I recently tried verilator-3.810, but out of the box it needs a little help with the primitives.
So what (linting) tools do you use to deal with the not-so-strict syntax of verilog?
I have never used a free linting tool, such as the one you mentioned (verilator).
My only experience has been with (expensive) commercial linting tools. Thus far, every one I have used has required me to spend time to customize the rule-set to filter out checks which I consider unimportant. For example, by default, every tool generates many warnings related to signal naming conventions. Since these in no way affect how RTL is synthesized to gates or lead to simulation issues, I choose to disable them.
The Spyglass tool (Atrenta) seems to have the widest range of capabilities, but also requires quite a bit of set-up. I like the Hal tool (Cadence) because it is very easy to start using right away (but, it too requires some set-up).

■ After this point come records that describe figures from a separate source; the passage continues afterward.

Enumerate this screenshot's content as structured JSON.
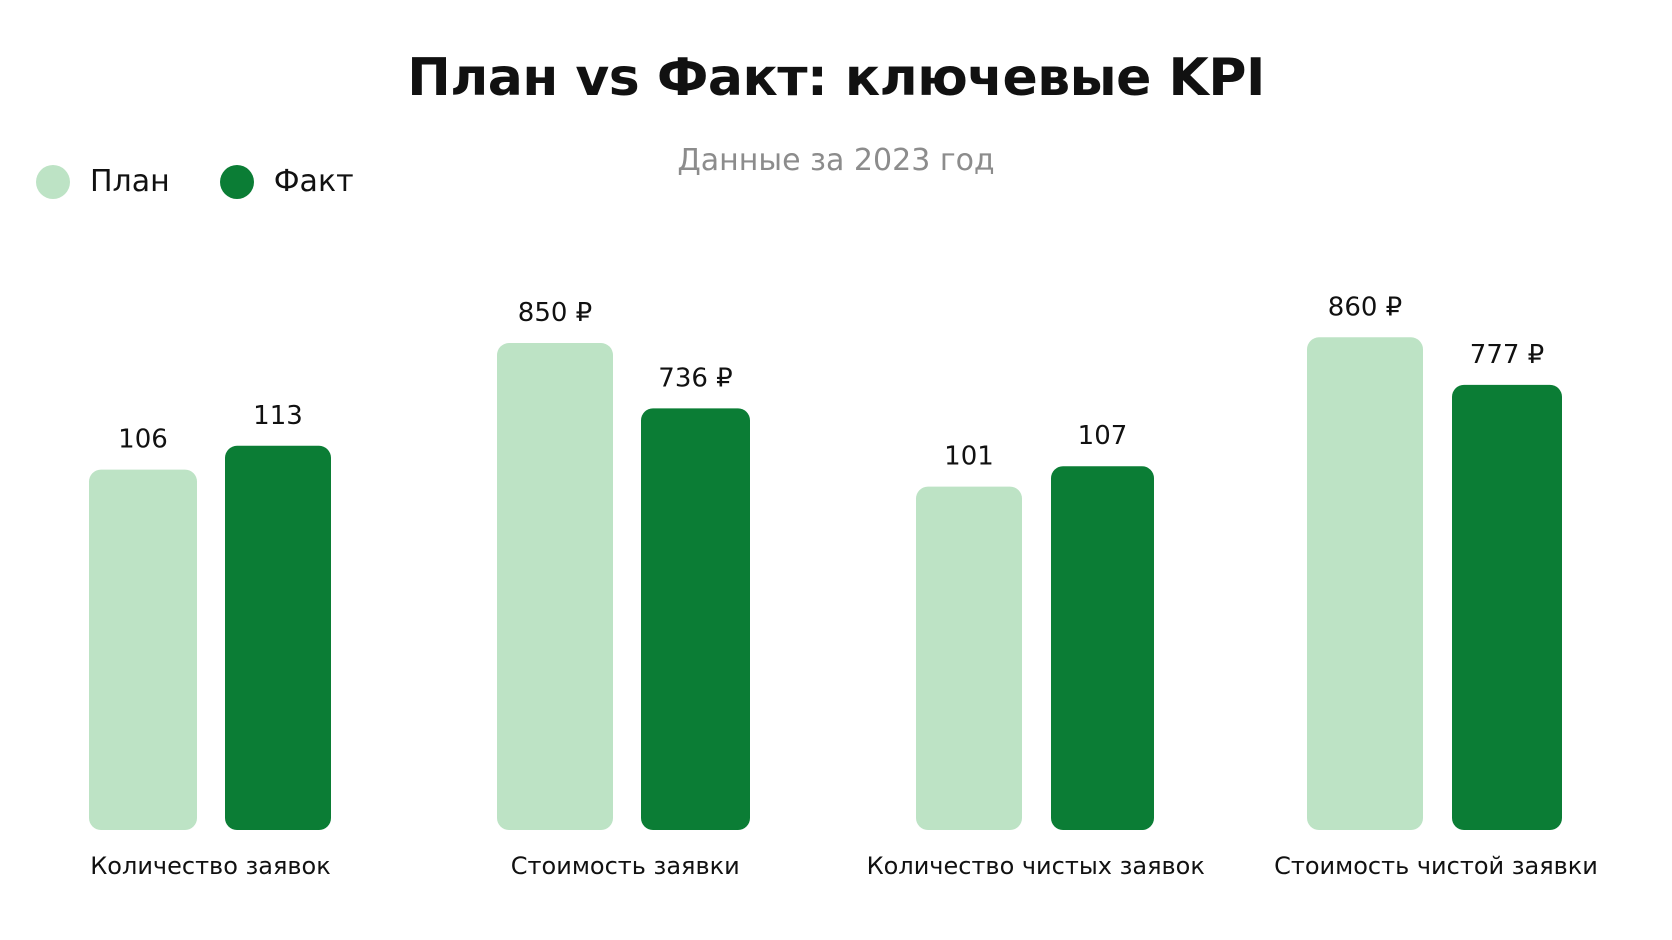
{
  "colors": {
    "plan": "#bde3c5",
    "fact": "#0b7d35"
  },
  "legend": {
    "plan_label": "План",
    "fact_label": "Факт"
  },
  "chart_data": {
    "type": "bar",
    "title": "План vs Факт: ключевые KPI",
    "subtitle": "Данные за 2023 год",
    "legend_position": "top-left",
    "grid": false,
    "categories": [
      "Количество заявок",
      "Стоимость заявки",
      "Количество чистых заявок",
      "Стоимость чистой заявки"
    ],
    "series": [
      {
        "name": "План",
        "values": [
          106,
          850,
          101,
          860
        ],
        "labels": [
          "106",
          "850 ₽",
          "101",
          "860 ₽"
        ]
      },
      {
        "name": "Факт",
        "values": [
          113,
          736,
          107,
          777
        ],
        "labels": [
          "113",
          "736 ₽",
          "107",
          "777 ₽"
        ]
      }
    ]
  }
}
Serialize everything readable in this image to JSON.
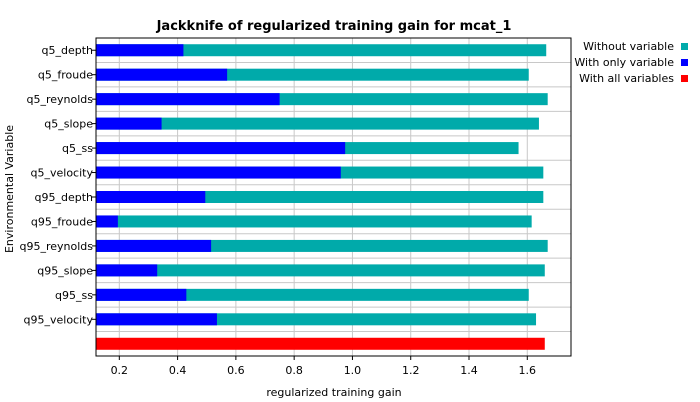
{
  "chart_data": {
    "type": "bar",
    "orientation": "horizontal",
    "title": "Jackknife of regularized training gain for mcat_1",
    "xlabel": "regularized training gain",
    "ylabel": "Environmental Variable",
    "xlim": [
      0.12,
      1.75
    ],
    "xticks": [
      "0.2",
      "0.4",
      "0.6",
      "0.8",
      "1.0",
      "1.2",
      "1.4",
      "1.6"
    ],
    "grid": true,
    "legend_position": "right",
    "categories": [
      "q5_depth",
      "q5_froude",
      "q5_reynolds",
      "q5_slope",
      "q5_ss",
      "q5_velocity",
      "q95_depth",
      "q95_froude",
      "q95_reynolds",
      "q95_slope",
      "q95_ss",
      "q95_velocity"
    ],
    "series": [
      {
        "name": "Without variable",
        "color": "#00aaaa",
        "values": [
          1.665,
          1.605,
          1.67,
          1.64,
          1.57,
          1.655,
          1.655,
          1.615,
          1.67,
          1.66,
          1.605,
          1.63
        ]
      },
      {
        "name": "With only variable",
        "color": "#0000ff",
        "values": [
          0.42,
          0.57,
          0.75,
          0.345,
          0.975,
          0.96,
          0.495,
          0.195,
          0.515,
          0.33,
          0.43,
          0.535
        ]
      },
      {
        "name": "With all variables",
        "color": "#ff0000",
        "value": 1.66
      }
    ]
  }
}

In my experience, it's generally not worth it. Anything I've tried needs loads of initial setup because out-of-the-box they try to check everything. But each shop has it's own coding standards - so you spend loads of time seasoning the linter to taste. Then once you try to integrate IP or code from another section of the company (which generally have a different idea of nice code), the linter goes mental, so you end up saying, wire im_happy = Verdi_happy & simulator_happy & synth_happy;
I also have used Spyglass and, like toolic indicated, it requires setting up a run script just to check even one file and the default checks complain about useless things like unloaded bits on array data types. Conformal will also output quite a bit of detail for its RTL warnings and you would have to have certain modules excluded anyway, if Formal Verification is part of your flow. Like Spyglass it requires a bit of setup.
Despite having access to these tools I only use them at the very end. During coding and validation I use VCS with lint checks turned on, and fix anything Verdi complains about. This catches quite a bit and does not require any configuration/script files to use. Neither are free(or cheap).
Ascent Lint from Real Intent is pretty good. It runs fast and is easy to set up.